За столом маркиз ни словом не помянул рассказ Адамаса о таинственном путешествии Мерседес. Он и сам накануне вечером слушал его вполуха, засыпая. Поэтому д'Альвимар смотрел на двух попрошаек со спокойным презрением, найдя разумное объяснение своему к ним отвращению.

Он произнес:

— Господин маркиз, если вы позволите мне удалиться, то, полагаю, с помощью небольшой подачки вы легко проникнете во все их тайны. Возможно, мальчик — христианин, украденный этой мавританкой, а уж в ее расе я ни капли не сомневаюсь. Между тем вы ошибаетесь, полагая, что цвет кожи является верным признаком. У мавров иногда рождаются дети белокожие, как мы с вами. Если вы хотите в чем-то удостовериться, надо поднять волосы, прикрывающие лоб, возможно, вы найдете там клеймо, сделанное каленым железом.

— Как! — воскликнул маркиз с улыбкой, — неужели они так боятся святого крещения, что смывают воду огнем?

— Это знак раба, — пояснил д'Альвимар. — Так велит испанский закон. На лбу у них выжигают S шляпку гвоздя, что на образном испанском языке означает Раб.

— Да, — кивнул маркиз, — помню, это напоминает ребус. Мне этот обычай кажется отвратительным. Если малыш носит такой знак и является рабом вашей нации, я хочу его выкупить, чтобы на земле Франции он был свободным.

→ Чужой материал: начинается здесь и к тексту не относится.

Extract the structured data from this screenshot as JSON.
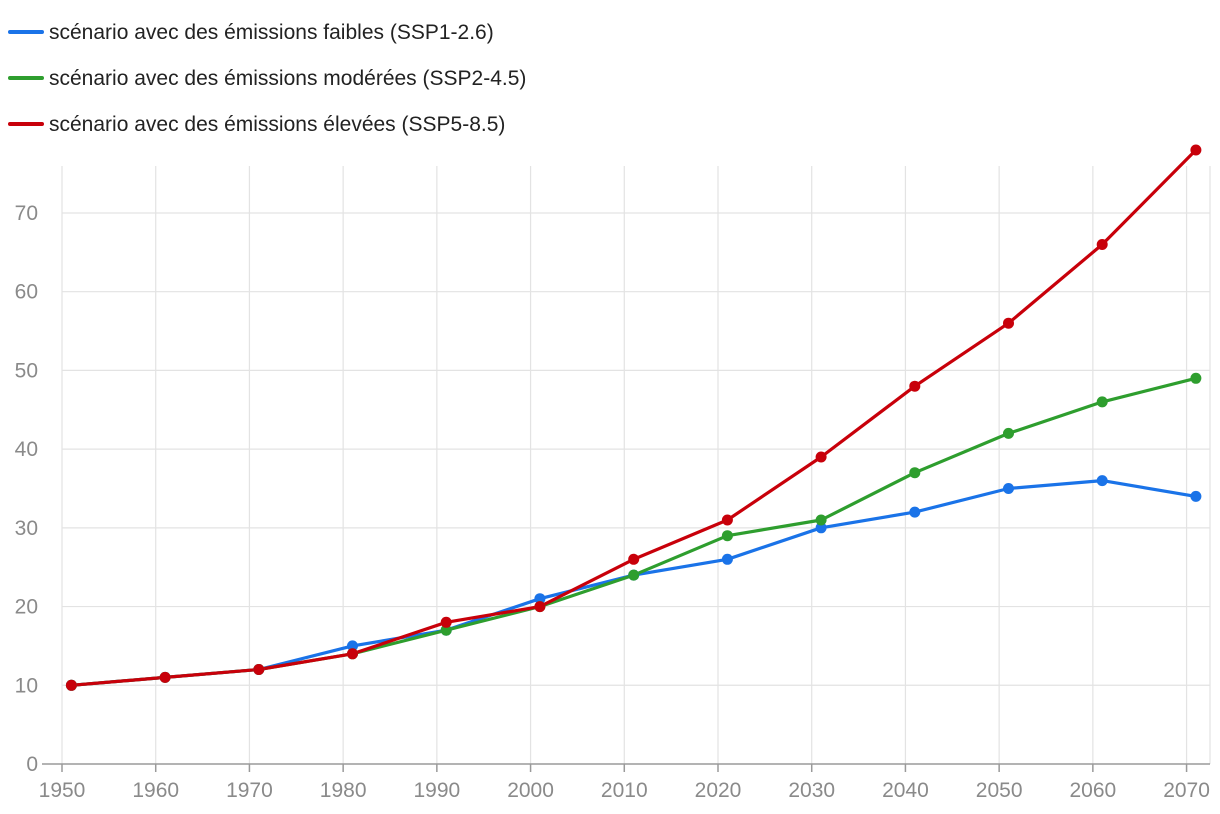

Мерседес ни слова не поняла из их разговора. Она с тревогой следила, как д'Альвимар приближается к Марио, будто бы собираясь до него дотронуться. Но д'Альвимар ни за что на свете не стал бы марать обтянутую перчаткой руку прикосновением к мавру и ожидал, что маркиз сам приподнимет волосы надо лбом ребенка. Маркиз же этого делать не собирался из чувства деликатного сострадания к несчастной матери, угадывая ее тревогу.

Марио понимал, о чем идет речь, но, будто зачарованный взглядом Мерседес, сохранял неподвижность и молчание.

— Вот видите, — продолжал д'Альвимар, — он опустил голову, скрывая свой стыд. Я знаю эту публику, с меня довольно, так что оставляю вас в этой честной компании. Они, вне всякого сомнения, и рта при испанце не раскроют, а, судя по всему, они знают, кто я такой. Между этой низшей расой и нашей существует инстинктивная неприязнь. Они чуют нас, как дичь — приближения охотника. Я встретил эту женщину вчера на дороге и уверен, это она навела порчу на моего коня, поскольку сегодня он начал хромать. Будь я хозяином этого дома, эта нечисть и минуты не находилась бы под моей крышей!..

— Вы мой гость, — ответил Буа-Доре вежливо, но с достоинством и неожиданной для д'Альвимара твердостью, — в силу этого никто не станет оспаривать здесь ваше мнение, независимо от того, совпадает ли оно с моим. Если вам неприятно смотреть на этих несчастных, то, поскольку я не могу допустить, чтобы вы испытывали у меня в гостях какие бы то ни было неудобства, можно устроить все так, чтобы они не попадались вам на глаза. Но вы не можете потребовать, чтобы я выгнал ребенка и женщину.

— Конечно, месье, — сказал д'Альвимар, вновь овладевший собой, — это означало бы злоупотребить вашей добротой; прошу прощения за мою несдержанность. Вы знаете, какое отвращение моя раса испытывает к этим неверным, но я должен был сдержаться.